February 2011 - Return to Marienbad

2011


Bussy St Martin, Domaine de Rentilly



Variant of October 2008 – Return to Marienbad (2008).
Video installation for a video projector and a pair of binoculars.
One video, 64 mn.

The presentation of October 2008 – Return to Marienbad was revised for the Chambres sourdes exhibition. Taking advantage of the view from the second floor rooms of the Château de Rentilly, which give onto the castle’s ponds and park, the installation was set up so as to create a dialogue between the video images and the landscape outdoors, brought to life by visitors. Able to take in both sights at once, the spectator can appreciate the range of correspondences to its full extent.

Filters were put on the bedroom windows so as to darken the projection space and to play down the colors of the park, in reference to the film’s black and white aesthetic. The mirror placed on the floor, over which the video was initially projected, was moved against another wall in the room to re-establish a certain reality in the film’s images (the shots in the video perform many inversions of the original work); if the spectator so desires, he can consider the reflected images by turning his back to the projection surface. But it is even more the windows of the room, which look onto the park’s ponds, that enable the presence of the missing object to be re-established and that restore a certain memory of Alain Resnais and Alain Robbe-Grillet’s work, as well as of the video’s first presentation in October 2008 at the Galerie la Ferronnerie, by creating a factitious inversion of the video’s images.

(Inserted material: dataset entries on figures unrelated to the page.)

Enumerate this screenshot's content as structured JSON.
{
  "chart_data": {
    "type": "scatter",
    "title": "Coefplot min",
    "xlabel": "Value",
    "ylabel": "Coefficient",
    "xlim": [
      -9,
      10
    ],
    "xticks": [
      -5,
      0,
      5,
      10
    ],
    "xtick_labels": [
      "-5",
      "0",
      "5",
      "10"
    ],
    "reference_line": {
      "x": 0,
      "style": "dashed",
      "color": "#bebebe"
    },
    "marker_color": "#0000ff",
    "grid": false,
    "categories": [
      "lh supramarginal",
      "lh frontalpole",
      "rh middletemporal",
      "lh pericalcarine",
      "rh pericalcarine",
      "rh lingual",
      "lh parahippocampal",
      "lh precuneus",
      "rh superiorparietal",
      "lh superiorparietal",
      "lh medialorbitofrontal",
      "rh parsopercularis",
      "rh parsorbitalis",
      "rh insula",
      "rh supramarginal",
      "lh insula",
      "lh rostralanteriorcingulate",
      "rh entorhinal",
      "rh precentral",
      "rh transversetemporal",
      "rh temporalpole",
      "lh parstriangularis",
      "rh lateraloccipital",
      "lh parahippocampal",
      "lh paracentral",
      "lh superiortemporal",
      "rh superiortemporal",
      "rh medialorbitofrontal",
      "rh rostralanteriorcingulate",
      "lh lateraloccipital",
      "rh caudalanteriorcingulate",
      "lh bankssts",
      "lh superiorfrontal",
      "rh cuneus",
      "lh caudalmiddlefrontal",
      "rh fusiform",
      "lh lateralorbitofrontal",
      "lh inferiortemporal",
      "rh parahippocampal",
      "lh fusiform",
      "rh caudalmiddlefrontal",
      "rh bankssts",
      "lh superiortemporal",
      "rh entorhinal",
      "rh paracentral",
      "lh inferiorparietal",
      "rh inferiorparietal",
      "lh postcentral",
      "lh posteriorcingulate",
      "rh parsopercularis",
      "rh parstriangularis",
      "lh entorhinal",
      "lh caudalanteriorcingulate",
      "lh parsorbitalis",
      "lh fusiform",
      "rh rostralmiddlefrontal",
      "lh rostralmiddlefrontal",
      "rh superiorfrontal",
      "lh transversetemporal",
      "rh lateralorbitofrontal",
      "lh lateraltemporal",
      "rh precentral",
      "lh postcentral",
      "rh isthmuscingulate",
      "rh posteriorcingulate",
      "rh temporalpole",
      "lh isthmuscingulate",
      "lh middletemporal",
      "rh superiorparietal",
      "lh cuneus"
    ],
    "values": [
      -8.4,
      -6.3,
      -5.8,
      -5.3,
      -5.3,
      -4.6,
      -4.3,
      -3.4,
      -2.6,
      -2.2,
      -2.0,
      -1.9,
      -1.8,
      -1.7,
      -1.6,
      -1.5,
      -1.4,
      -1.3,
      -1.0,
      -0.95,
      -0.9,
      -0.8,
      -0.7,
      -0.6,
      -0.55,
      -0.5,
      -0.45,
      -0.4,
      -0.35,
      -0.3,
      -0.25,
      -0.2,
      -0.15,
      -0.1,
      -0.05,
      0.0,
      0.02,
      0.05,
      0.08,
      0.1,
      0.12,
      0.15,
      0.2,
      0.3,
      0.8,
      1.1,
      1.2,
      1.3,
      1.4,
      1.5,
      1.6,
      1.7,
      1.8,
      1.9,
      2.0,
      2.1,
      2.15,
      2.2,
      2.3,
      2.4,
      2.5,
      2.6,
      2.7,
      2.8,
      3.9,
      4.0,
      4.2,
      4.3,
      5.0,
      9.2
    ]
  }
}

Placed in front of one of the room’s two windows, a pair of binoculars invite the spectator to consider a bench at the other end of the park, where the piece Through the Looking Glass is presented. While introducing an allusion to the dramaturgical structure of Stanley Kubrick’s The Shining (which constitutes the principal reference of the Cracks in the Landscape series, featured in the installation both inside and outside of the castle), the binoculars invite the spectator to visit Through the Looking Glass in order to relive the experience proposed within the projection room, but this time without the video images. The visitor is thus incited to pass through the film’s borders, to travel along the reflective surface of Alain Resnais and Alain Robbe-Grillet’s film, and to lose himself in the labyrinthine twists and turns created by the installation.